If I have a mission now, it’s to help elevate people’s ability to create good things. I want people to have that awesome feeling you get when you make something, I want them to get positive feedback from peers, and I would love it if they could someday turn it into a career or a way to supplement their income.
Whether it’s the impetus or a side-effect of a creative work, societal enrichment is a beautiful reason to create.
As I look at these reasons through the lense of my own creative life it’s interesting to see what was driving my decisions at different times of my life.
At first I was drawing because I wanted to do what was good for me.
Then that turned into drawing because it was a means to do what was good for those I was immediately responsible for.
Then that turned into drawing because I want to do what is good for the larger community.
Creations that have the biggest impact in the world satisfy these three reasons. They fulfill your needs, they fulfill the needs of your responsibilities, and they fulfill the needs of the community.
That said, not everyone sets out to impact the world with their art, and that’s perfectly fine.
If a drawing puts a smile on your face, that’s reason enough.
-Jake
Why You Need To Finish Your Project
This is a stack of 126 hand drawn comic pages. I started drawing this in 2016 and it's taken me two years to finish it.
In that time I've had a lot of serious doubts about the story, my strengths as a character artist, and my ability to write good dialogue. It's been nearly debilitating at times. I've read so many amazing graphic novels that I sometimes wonder, "who am I to contribute anything to this medium?" A few times I've had to pause production, take a step back, and think about it before cautiously resuming work on it again.
For years my main hang-up with drawing SkyHeart was that I wasn't a good enough artist to draw human characters, I wasn't good enough to tell the story, and my dialogue writing was stiff.

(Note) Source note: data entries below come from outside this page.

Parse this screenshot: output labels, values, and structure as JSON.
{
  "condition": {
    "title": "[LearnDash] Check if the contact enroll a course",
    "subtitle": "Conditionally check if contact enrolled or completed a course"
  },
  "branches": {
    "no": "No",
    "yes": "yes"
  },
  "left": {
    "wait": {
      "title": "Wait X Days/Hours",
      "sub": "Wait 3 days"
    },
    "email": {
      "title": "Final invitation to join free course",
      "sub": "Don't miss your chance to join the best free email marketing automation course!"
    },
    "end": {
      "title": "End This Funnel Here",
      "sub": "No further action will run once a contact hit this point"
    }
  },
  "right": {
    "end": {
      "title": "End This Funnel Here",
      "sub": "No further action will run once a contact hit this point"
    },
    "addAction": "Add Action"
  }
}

So I kept putting off this dream project until I got better at my craft. I think that's a fair approach: get good at something by practicing on a smaller scale before taking on something BIG.
But when is a creator ever good enough? When you compare yourself to your influences and idols, you always come up short. At some point you just have to start your big project, realizing that if your idol waited until they felt like they were good enough, they would've never started either.
But starting a project and finishing a project are two different things. Just because I made the resolve to start didn't mean I had overcome my self doubt.
Self doubt can wreak havoc on a project. Concerns about one's abilities are legitimate, but it shouldn't stop a project from happening. What's amazing to me is that as I flip through my SkyHeart pages I see a rad story unfolding, I see an artist gaining confidence in his character drawings, and I see dialogue flowing more naturally.
All of that came about because I pushed through and kept working on it. I'm a firm believer that you learn more from doing X than from studying X. However, when you're lost in the weeds of a project it's hard to remember that. I clearly forgot about that during the duration of this graphic novel.
I'm posting this here to remind me that regardless of how I feel about the quality of the my work on a project, halting it until I get better at the craft is not the answer.
Roman Emperor and part-time philosopher, Marcus Aurelius wrote on this. He said:
"The impediment to action advances action. What stands in the way becomes the way."
In my case, my abilities were my impediment to finishing SkyHeart. They were a roadblock standing in my way of finishing this book. Ironically, finishing the book was the only way to remove that roadblock.
In short, getting better at the craft happens only by working on and finishing things.
That's the outlook that sees me through the next 126 pages.